Assume a 401(k) profit sharing plan has all plan assets in a "daily" or allocated type of investment arrangement using an offering of mutual funds. The plan wants to offer separate money-managed accounts or self-directed brokerage accounts to participants with account balances of, say, $100,000 or more. The plan's HCEs would be the participants most likely to satisfy this requirement. Is this a problem? Does it create a benefits, rights and features problem? If so, is there another way to provide for an option like this?

Posted
The plan wants to offer separate money-managed accounts or self-directed brokerage accounts to participants with account balances of, say, $100,000 or more

If the Plan is setting the limit then it is a BRF and must be tested. The IRS has informally stated at an ASPA conference that if the account balance "floor" is set by a brokerage firm or an outside money manager there probably would not be a BRF issue.

Frankly I don't understand the IRS's reasoning. Its either a BRF or its not and its either discrminatorily available or its not. It seems that this could be easily manipulated. What if an insurance company selected by a Plan to provide annuities only wanted to write those annuities for balances of over $50,000. Do you think that you could offer an annuity distribution option on this basis without testing the BRF because it was a condition imposed by the insurance company rather than the Plan sponsor? (admittedly there may be some distinction between BRF's and optional forms of benefits).

Posted

Looking just at Reg. 1.401(a)(4)-4 and ignoring IRS officials' unofficial comments, I believe that this is a benefit, right, or feature that requires testing. The fact that the restriction might be imposed by a provider doesn't prevent it from being a BRF in my opinion.

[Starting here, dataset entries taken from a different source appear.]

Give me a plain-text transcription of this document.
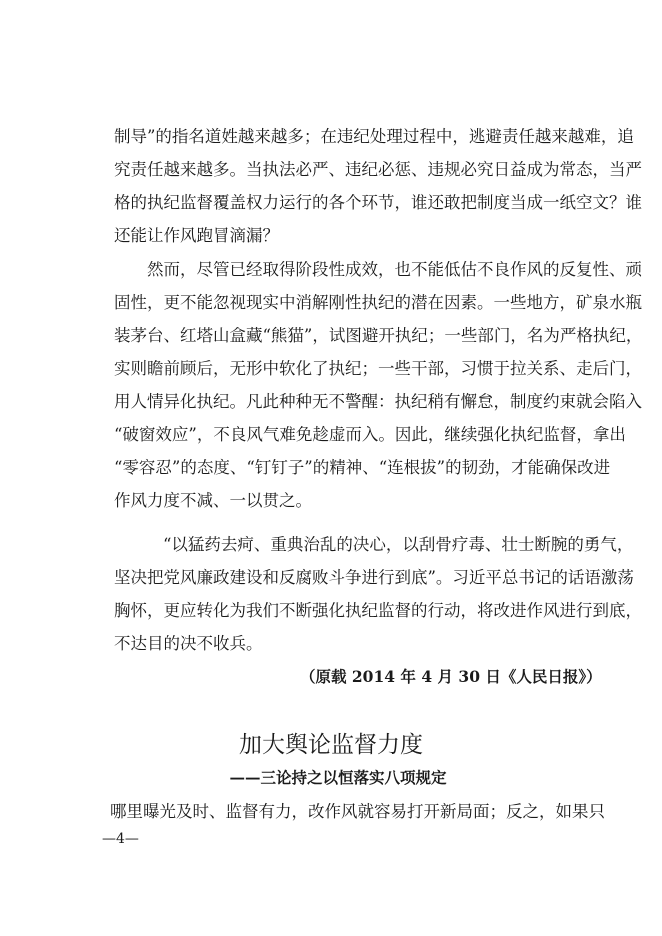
制导”的指名道姓越来越多；在违纪处理过程中，逃避责任越来越难，追
究责任越来越多。当执法必严、违纪必惩、违规必究日益成为常态，当严
格的执纪监督覆盖权力运行的各个环节，谁还敢把制度当成一纸空文？谁
还能让作风跑冒滴漏？
然而，尽管已经取得阶段性成效，也不能低估不良作风的反复性、顽
固性，更不能忽视现实中消解刚性执纪的潜在因素。一些地方，矿泉水瓶
装茅台、红塔山盒藏“熊猫”，试图避开执纪；一些部门，名为严格执纪，
实则瞻前顾后，无形中软化了执纪；一些干部，习惯于拉关系、走后门，
用人情异化执纪。凡此种种无不警醒：执纪稍有懈怠，制度约束就会陷入
“破窗效应”，不良风气难免趁虚而入。因此，继续强化执纪监督，拿出
“零容忍”的态度、“钉钉子”的精神、“连根拔”的韧劲，才能确保改进
作风力度不减、一以贯之。
“以猛药去疴、重典治乱的决心，以刮骨疗毒、壮士断腕的勇气，
坚决把党风廉政建设和反腐败斗争进行到底”。习近平总书记的话语激荡
胸怀，更应转化为我们不断强化执纪监督的行动，将改进作风进行到底，
不达目的决不收兵。
（原载 2014 年 4 月 30 日《人民日报》）
加大舆论监督力度
——三论持之以恒落实八项规定
哪里曝光及时、监督有力，改作风就容易打开新局面；反之，如果只
—4—
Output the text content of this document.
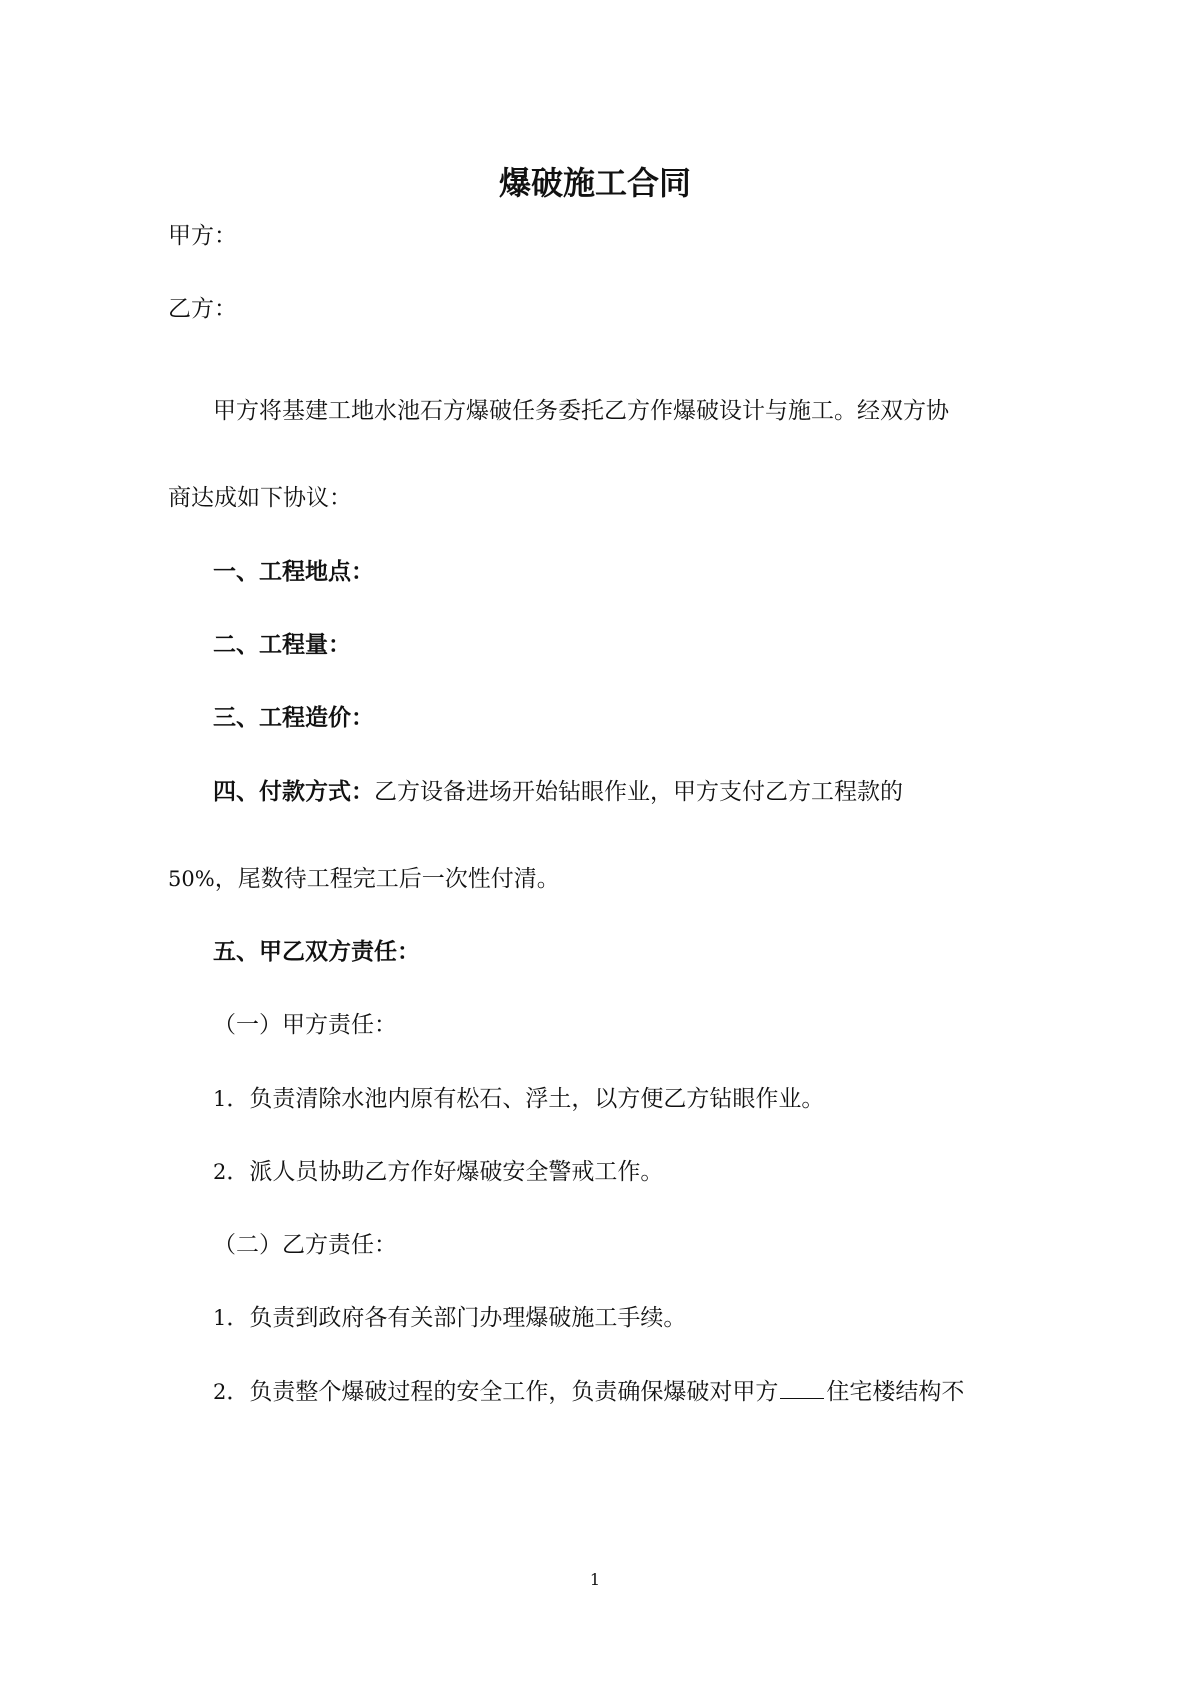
爆破施工合同
甲方：
乙方：
甲方将基建工地水池石方爆破任务委托乙方作爆破设计与施工。经双方协
商达成如下协议：
一、工程地点：
二、工程量：
三、工程造价：
四、付款方式：乙方设备进场开始钻眼作业，甲方支付乙方工程款的
50%，尾数待工程完工后一次性付清。
五、甲乙双方责任：
（一）甲方责任：
1．负责清除水池内原有松石、浮土，以方便乙方钻眼作业。
2．派人员协助乙方作好爆破安全警戒工作。
（二）乙方责任：
1．负责到政府各有关部门办理爆破施工手续。
2．负责整个爆破过程的安全工作，负责确保爆破对甲方 住宅楼结构不
1
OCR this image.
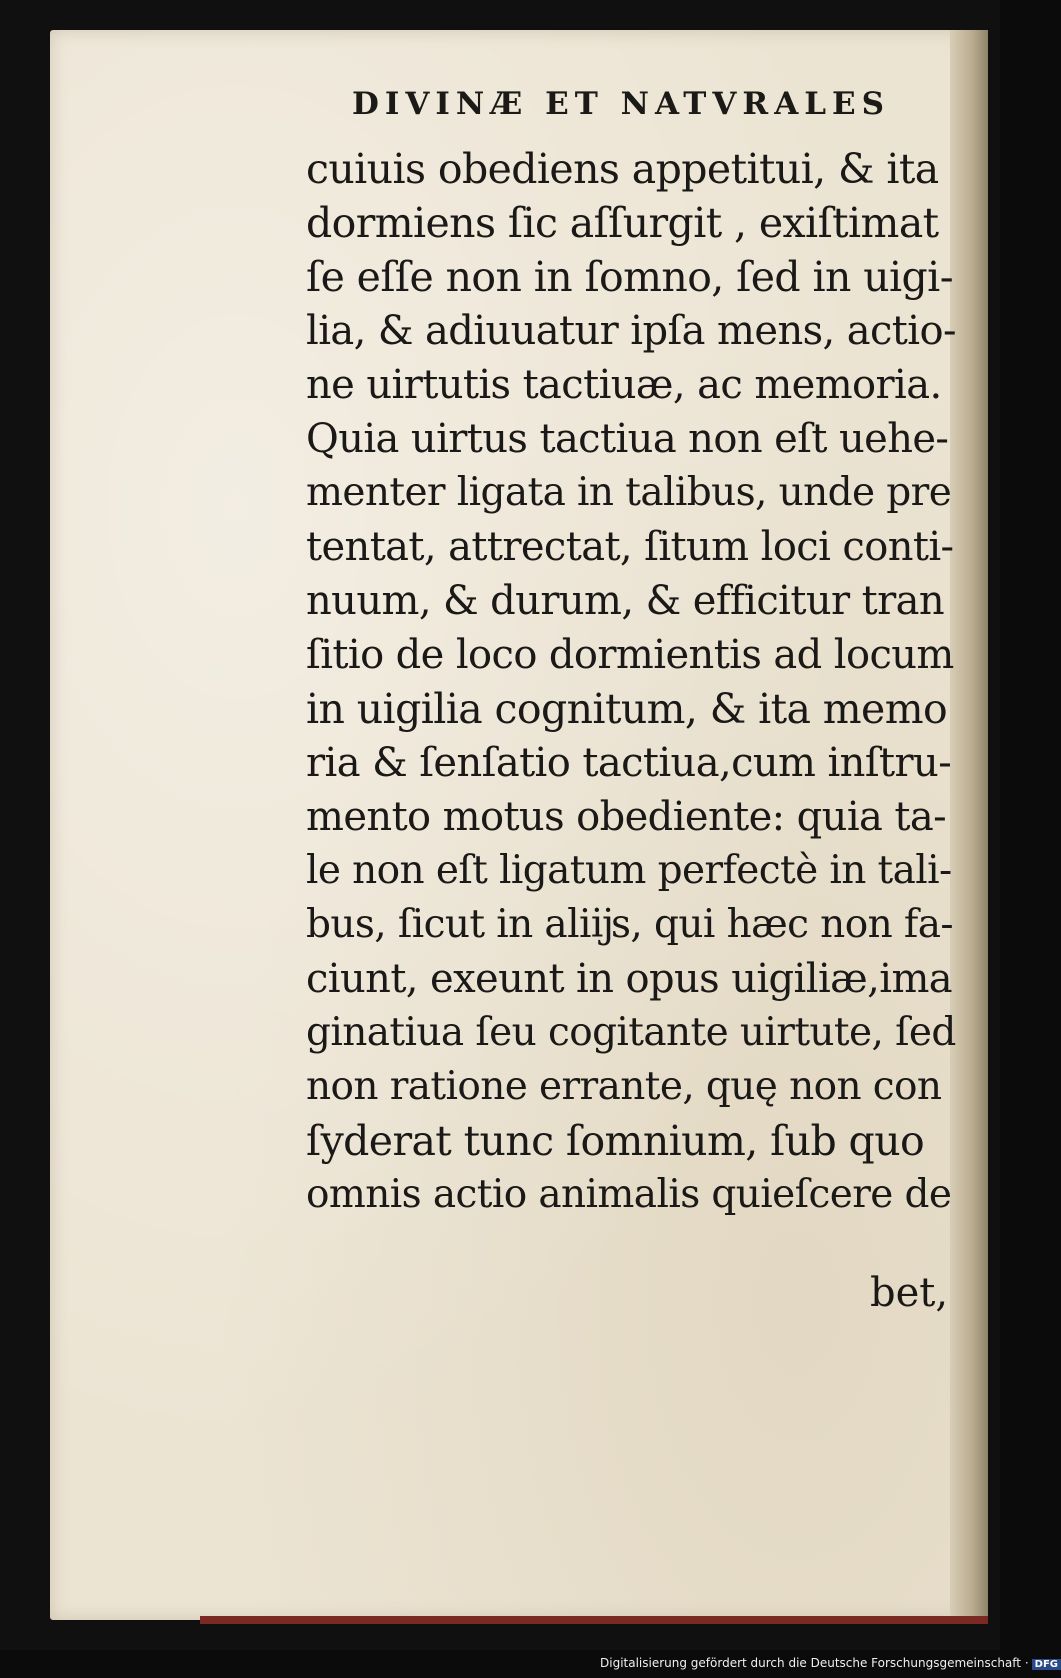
DIVINÆ ET NATVRALES
cuiuis obediens appetitui, & ita
dormiens ſic aſſurgit , exiſtimat
ſe eſſe non in ſomno, ſed in uigi-
lia, & adiuuatur ipſa mens, actio-
ne uirtutis tactiuæ, ac memoria.
Quia uirtus tactiua non eſt uehe-
menter ligata in talibus, unde pre
tentat, attrectat, ſitum loci conti-
nuum, & durum, & efficitur tran
ſitio de loco dormientis ad locum
in uigilia cognitum, & ita memo
ria & ſenſatio tactiua,cum inſtru-
mento motus obediente: quia ta-
le non eſt ligatum perfectè in tali-
bus, ſicut in aliĳs, qui hæc non fa-
ciunt, exeunt in opus uigiliæ,ima
ginatiua ſeu cogitante uirtute, ſed
non ratione errante, quę non con
ſyderat tunc ſomnium, ſub quo
omnis actio animalis quieſcere de
bet,
Digitalisierung gefördert durch die Deutsche Forschungsgemeinschaft · DFG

I believe we've addressed this issue before in prior threads. You may try a search.

Posted

The BRF regs refer to terms and conditions provided under the plan. Some brokerage house set minimums that they will accept for individual accounts because smaller accounts are too expensive to set up and administer and this is not a term set by the employer under the plan. The practical problem is that the plan may be able to make the directed brokerage option available to participants with balances less than 100k but only at a higher price for trades, admin, etc. If there is a cost /benefit trade off is using a broker that sets a floor on directed brokerage accounts inherently discriminatory? Would a two tier pricing structure for accounts, eg., over/under 100k be a nondiscriminatory BRF because it makes directed brokerage available to all participants?